In the tax bill passed in late 2010, there is a provision that permits all companies to get 100% first-year expensing of equipment from August 2010 until December 2011.
Clearly, this provision substantially improved the earnings of many large corporations, and also increased US real GDP growth.
But it did very little, if any, job creation, in the aggregate.
My proposal is to now tweak this 100% first-year tax expensing of equipment for all equipment acquired for the remainder of 2011, to turn it into an effective job creator.

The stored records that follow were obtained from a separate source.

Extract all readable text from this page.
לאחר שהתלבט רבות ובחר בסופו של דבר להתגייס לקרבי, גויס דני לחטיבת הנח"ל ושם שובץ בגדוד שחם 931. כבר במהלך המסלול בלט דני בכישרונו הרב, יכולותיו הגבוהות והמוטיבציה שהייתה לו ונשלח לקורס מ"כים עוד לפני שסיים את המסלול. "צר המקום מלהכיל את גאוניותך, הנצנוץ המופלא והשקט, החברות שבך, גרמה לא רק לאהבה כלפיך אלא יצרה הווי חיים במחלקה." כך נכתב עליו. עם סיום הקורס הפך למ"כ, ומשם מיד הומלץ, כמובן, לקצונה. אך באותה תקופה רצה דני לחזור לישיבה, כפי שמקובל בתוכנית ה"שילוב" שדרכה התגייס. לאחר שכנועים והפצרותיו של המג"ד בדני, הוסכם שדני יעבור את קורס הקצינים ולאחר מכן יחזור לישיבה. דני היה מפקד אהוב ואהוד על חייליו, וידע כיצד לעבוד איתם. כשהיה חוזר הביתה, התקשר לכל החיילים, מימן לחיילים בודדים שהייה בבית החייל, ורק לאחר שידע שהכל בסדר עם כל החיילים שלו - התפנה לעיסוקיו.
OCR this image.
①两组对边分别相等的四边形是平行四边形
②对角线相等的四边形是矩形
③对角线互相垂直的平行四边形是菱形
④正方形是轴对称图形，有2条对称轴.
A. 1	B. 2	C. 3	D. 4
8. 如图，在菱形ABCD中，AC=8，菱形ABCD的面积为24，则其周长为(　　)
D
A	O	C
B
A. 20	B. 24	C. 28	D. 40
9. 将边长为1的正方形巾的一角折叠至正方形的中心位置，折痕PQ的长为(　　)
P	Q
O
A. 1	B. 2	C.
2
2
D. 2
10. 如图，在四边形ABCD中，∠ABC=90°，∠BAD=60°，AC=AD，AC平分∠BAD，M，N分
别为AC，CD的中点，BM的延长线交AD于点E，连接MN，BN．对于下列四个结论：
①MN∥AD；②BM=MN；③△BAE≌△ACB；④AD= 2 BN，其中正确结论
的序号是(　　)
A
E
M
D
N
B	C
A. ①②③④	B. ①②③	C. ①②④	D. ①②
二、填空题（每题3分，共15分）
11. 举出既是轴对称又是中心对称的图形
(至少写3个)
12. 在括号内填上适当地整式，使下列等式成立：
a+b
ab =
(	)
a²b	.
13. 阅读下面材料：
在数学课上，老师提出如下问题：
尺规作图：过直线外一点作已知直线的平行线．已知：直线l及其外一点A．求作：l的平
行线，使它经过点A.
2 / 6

Thus, Big Corps, over a certain size, making equipment expenditures from Aug 1, 2011 through Dec 31, 2011, are allowed 100% first-year tax expensing of equipment, but only if the Big Corp also increases its full-time payroll count sufficiently from Aug 1, 2011 to Dec 31, 2011. I’ll let the Feds decide what a reasonable first-year 100% expensing amount per job added should be.
In addition, the Big Corp receiving first-year 100% expensing of equipment for purchases from Aug 1, 2011 through Dec 31, 2011, must have their full-time payroll count remain at least at their Dec 31, 2011 level for the next four years, or else the tax benefits from this 100% first-year tax expensing is recaptured, on a proportionate basis.
This proposal’s near term effect on US Debt should be significantly positive.
And from a fairness standpoint, the US Government should be legislating so that the entire country benefits from capital expenditures made by Big Corps, not just the Big Corps.